Kaveri Pohlman: Got it. And maybe just like a last one. Respiratory safety study, it was surprising that the FDA needed that after you showed 200 patients worth of data. But I still want to understand, will you be assessing long-term effects? Do you need to keep patients on to provide that data or it’s not required?

James V. Cassella: So I think the FDA is curious about doing a very specific study. I’ve been in this situation before where they like to see a more directed controlled study just rather than collecting adverse events. So I think it’s their progress to ask for a study like this, I think it’s going well. I’m sorry, what was the second part of it? Long term. I mean long term or long We will do long-term data collection in our Phase III program. The anticipation based on previous FDA experience here is they’ll be looking for something like fifty-two weeks of safety data.

Kaveri Pohlman: Got it. Alright. Thank you.

Jennifer L. Good: Thanks, Kaveri.

Operator: I’m not showing any further questions. This concludes our question and answer session. I would like to turn the call back over to Jennifer Good for closing remarks.

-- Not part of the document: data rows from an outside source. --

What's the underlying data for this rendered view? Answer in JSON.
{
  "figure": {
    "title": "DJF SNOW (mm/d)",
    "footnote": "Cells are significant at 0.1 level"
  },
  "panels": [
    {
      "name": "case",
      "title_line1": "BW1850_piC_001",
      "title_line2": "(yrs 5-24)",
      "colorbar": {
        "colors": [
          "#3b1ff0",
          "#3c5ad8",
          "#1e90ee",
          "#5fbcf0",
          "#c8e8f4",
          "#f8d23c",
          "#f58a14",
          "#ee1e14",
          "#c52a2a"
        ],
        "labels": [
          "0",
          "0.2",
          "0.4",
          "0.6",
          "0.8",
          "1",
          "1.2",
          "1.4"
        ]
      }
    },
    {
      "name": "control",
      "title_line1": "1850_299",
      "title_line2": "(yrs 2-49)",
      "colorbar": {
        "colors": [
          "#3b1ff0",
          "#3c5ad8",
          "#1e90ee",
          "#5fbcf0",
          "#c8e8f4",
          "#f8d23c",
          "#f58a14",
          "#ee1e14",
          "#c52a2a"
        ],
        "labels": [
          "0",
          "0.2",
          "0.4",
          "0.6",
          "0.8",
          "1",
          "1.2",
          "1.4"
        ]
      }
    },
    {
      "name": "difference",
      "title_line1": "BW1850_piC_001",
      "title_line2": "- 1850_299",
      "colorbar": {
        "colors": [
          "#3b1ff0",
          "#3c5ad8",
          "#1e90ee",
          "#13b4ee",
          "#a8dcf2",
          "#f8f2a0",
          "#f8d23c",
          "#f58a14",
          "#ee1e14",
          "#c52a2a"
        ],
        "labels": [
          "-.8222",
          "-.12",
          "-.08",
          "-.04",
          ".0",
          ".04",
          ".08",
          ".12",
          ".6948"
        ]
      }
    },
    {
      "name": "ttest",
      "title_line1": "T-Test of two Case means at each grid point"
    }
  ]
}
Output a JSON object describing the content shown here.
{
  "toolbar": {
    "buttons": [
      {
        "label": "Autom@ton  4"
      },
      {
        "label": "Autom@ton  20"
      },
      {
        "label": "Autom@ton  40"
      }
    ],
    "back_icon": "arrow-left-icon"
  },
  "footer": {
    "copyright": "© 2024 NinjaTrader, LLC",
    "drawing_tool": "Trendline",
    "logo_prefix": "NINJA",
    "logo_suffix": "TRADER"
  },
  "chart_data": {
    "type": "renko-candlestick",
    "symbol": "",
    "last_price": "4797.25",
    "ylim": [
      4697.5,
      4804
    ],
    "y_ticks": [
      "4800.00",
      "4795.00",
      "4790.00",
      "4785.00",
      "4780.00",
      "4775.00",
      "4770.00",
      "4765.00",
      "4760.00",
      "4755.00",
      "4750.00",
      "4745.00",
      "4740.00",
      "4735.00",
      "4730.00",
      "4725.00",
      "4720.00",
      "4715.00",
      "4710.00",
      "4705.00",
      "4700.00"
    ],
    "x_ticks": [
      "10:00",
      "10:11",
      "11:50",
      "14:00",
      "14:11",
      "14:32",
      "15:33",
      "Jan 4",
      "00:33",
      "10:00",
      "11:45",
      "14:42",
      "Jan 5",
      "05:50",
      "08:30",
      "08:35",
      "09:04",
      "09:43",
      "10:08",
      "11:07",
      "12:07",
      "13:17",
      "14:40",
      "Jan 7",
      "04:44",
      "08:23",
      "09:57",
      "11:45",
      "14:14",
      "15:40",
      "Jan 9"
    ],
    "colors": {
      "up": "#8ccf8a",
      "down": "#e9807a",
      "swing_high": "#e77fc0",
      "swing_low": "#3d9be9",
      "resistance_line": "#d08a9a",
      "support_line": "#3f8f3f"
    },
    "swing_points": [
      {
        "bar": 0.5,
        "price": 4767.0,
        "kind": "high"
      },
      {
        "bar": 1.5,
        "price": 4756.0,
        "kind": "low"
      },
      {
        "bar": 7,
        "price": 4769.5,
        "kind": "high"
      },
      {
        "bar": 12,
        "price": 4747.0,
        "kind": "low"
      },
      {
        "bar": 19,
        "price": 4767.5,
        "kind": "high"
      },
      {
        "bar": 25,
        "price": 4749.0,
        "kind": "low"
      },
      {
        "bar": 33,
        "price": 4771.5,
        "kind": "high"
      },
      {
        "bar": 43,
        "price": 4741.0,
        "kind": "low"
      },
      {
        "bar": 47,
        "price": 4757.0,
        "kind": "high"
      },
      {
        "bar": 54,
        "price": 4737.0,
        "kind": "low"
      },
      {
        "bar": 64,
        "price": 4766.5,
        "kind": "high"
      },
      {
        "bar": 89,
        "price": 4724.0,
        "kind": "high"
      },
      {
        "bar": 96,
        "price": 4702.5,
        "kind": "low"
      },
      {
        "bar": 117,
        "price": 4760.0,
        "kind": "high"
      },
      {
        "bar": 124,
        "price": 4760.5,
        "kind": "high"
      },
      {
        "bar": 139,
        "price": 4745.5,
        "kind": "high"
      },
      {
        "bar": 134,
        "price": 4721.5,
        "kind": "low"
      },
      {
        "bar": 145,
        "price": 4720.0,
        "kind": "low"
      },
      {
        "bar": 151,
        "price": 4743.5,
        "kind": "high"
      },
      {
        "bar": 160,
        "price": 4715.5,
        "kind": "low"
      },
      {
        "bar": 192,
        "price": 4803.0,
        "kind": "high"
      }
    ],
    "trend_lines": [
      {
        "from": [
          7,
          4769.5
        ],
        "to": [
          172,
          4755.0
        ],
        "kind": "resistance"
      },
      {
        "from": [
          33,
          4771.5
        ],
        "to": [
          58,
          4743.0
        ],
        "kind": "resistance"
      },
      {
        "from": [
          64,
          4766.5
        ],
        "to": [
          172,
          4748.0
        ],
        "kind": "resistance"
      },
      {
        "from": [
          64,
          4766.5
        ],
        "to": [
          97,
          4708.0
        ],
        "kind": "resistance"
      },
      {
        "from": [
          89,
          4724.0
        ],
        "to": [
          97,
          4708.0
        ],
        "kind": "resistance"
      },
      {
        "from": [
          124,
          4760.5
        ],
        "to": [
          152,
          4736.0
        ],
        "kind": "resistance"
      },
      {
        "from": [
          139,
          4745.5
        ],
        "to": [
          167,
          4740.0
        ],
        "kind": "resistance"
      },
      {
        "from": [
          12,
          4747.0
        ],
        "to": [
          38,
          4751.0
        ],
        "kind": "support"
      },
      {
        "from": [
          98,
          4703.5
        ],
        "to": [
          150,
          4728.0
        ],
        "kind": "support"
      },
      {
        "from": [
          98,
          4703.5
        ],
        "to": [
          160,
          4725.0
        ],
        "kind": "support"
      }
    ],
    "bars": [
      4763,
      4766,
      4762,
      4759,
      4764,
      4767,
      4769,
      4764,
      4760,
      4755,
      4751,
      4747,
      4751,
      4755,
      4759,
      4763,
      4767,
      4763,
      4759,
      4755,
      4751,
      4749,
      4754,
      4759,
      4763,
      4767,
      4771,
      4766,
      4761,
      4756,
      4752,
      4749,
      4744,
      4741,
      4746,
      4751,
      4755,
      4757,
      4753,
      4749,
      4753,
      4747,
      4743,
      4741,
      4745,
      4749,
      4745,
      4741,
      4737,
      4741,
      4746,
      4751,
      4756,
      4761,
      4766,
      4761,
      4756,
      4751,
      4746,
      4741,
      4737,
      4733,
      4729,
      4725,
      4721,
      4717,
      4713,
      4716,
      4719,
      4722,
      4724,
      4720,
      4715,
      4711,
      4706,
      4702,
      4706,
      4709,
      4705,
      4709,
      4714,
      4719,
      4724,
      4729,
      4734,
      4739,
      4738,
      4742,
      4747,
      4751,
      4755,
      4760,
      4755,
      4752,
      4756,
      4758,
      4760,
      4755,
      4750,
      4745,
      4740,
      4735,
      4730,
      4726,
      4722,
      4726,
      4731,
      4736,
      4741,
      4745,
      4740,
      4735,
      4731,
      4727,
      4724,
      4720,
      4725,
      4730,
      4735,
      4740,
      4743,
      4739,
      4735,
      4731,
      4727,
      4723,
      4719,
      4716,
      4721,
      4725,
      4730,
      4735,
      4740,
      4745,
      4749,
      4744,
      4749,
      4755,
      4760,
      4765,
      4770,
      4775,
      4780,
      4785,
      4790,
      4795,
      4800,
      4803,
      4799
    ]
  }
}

Jennifer L. Good: Thank you. We appreciate you joining us for today’s call. I know this is the end of earnings season, so you’re all probably happy as well. Enjoy the upcoming holidays and we are available after the call or tomorrow for any follow-up questions that you may have. Thank you.

Operator: The conference has now concluded. Thank you for attending today’s presentation. You may now disconnect.